Un produit désinfectant pourrait donner naissance à une nouvelle structure d’ADN
Publié: 1 March 2016

Par Chris Chipello, McGill Salle de Presse

Et si une molécule bon marché qui rend limpide l’eau de nos piscines permettait de créer une nouvelle forme de nanomatériaux à base d’ADN?

L’acide cyanurique stabilise le chlore dans nos piscines. Il se lie au chlore libre et le libère lentement dans l’eau. Mais les chercheurs de l’Université McGill ont découvert que cette petite molécule bon marché pouvait être utilisée pour donner à l’ADN une toute nouvelle structure. En présence d’acide cyanurique, les bases azotées – qui forment normalement les échelons de l’échelle d’ADN – se lient aux molécules d’acide cyanurique pour former non pas la double hélice habituelle, mais plutôt une triple hélice.

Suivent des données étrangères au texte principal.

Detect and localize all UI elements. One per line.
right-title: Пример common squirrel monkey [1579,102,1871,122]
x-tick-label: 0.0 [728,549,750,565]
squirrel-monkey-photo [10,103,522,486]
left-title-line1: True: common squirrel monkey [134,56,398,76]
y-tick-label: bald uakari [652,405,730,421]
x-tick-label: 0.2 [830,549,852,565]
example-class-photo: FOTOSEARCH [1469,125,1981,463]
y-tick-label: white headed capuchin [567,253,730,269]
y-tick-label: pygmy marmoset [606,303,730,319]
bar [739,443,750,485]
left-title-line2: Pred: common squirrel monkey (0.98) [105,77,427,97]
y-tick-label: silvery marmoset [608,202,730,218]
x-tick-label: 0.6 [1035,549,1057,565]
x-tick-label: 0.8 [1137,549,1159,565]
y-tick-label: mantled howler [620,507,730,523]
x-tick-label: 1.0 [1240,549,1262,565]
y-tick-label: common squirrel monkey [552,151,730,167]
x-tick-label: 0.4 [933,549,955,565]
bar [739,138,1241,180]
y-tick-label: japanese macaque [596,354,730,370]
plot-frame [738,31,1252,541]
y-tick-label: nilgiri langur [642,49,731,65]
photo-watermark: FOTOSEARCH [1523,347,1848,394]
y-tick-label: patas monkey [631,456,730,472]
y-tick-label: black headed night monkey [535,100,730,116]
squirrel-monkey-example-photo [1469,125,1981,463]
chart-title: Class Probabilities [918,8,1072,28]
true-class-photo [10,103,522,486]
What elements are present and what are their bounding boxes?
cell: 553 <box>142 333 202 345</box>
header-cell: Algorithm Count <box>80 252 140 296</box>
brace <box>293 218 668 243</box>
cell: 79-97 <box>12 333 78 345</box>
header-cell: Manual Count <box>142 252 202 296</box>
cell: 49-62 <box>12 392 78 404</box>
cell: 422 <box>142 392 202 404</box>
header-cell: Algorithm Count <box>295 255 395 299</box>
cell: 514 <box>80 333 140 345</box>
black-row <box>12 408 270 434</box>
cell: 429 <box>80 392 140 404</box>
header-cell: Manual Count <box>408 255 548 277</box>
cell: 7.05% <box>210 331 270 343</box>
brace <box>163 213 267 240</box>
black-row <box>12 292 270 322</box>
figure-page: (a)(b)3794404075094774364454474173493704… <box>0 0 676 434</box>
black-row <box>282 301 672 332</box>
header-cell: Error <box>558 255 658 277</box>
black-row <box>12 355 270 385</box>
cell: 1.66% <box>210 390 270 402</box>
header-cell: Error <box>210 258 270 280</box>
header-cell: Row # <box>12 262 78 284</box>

Cette découverte, c’est « une façon fondamentalement nouvelle de créer des assemblages d’ADN », explique Hanadi Sleiman, titulaire de la Chaire de recherche du Canada en nanoscience de l’ADN à McGill et auteure en chef de l’étude, publiée dans Nature Chemistry. « Ce concept peut s’appliquer à de nombreuses autres molécules, et les assemblages d’ADN ainsi formés pourraient être utiles dans une multitude de technologies. »

L’alphabet de l’ADN, qui tient en quatre lettres (A, T, G et C), est le code de la fameuse double hélice découverte par Watson et Crick il y a plus de 60 ans. En interagissant autrement, ces lettres – les bases de l’ADN – forment diverses structures que les scientifiques utilisent en nanotechnologie. On est bien loin du rôle biologique de l’ADN dans les cellules vivantes.

Depuis des années, les scientifiques cherchent à enrichir l’alphabet de l’ADN afin de créer, à partir de nouvelles bases, des structures d’ADN dotées de propriétés uniques en leur genre. Toutefois, la conception de ces molécules est généralement coûteuse et complexe.

L’idée a germé dans la tête de la professeure Sleiman il y a à peu près huit ans. Elle avait alors mentionné à l’équipe de son laboratoire qu’il pourrait valoir la peine de chercher du côté de l’acide cyanurique en raison des propriétés de cette substance. En effet, cette molécule possède trois faces compatibles avec la thymine (le T de l’alphabet de l’ADN), complément naturel de l’adénine (A). « Un de mes étudiants aux cycles supérieurs a tenté l’expérience, se remémore-t-elle, et est revenu en me disant qu’il voyait des fibres » dans un microscope à force atomique.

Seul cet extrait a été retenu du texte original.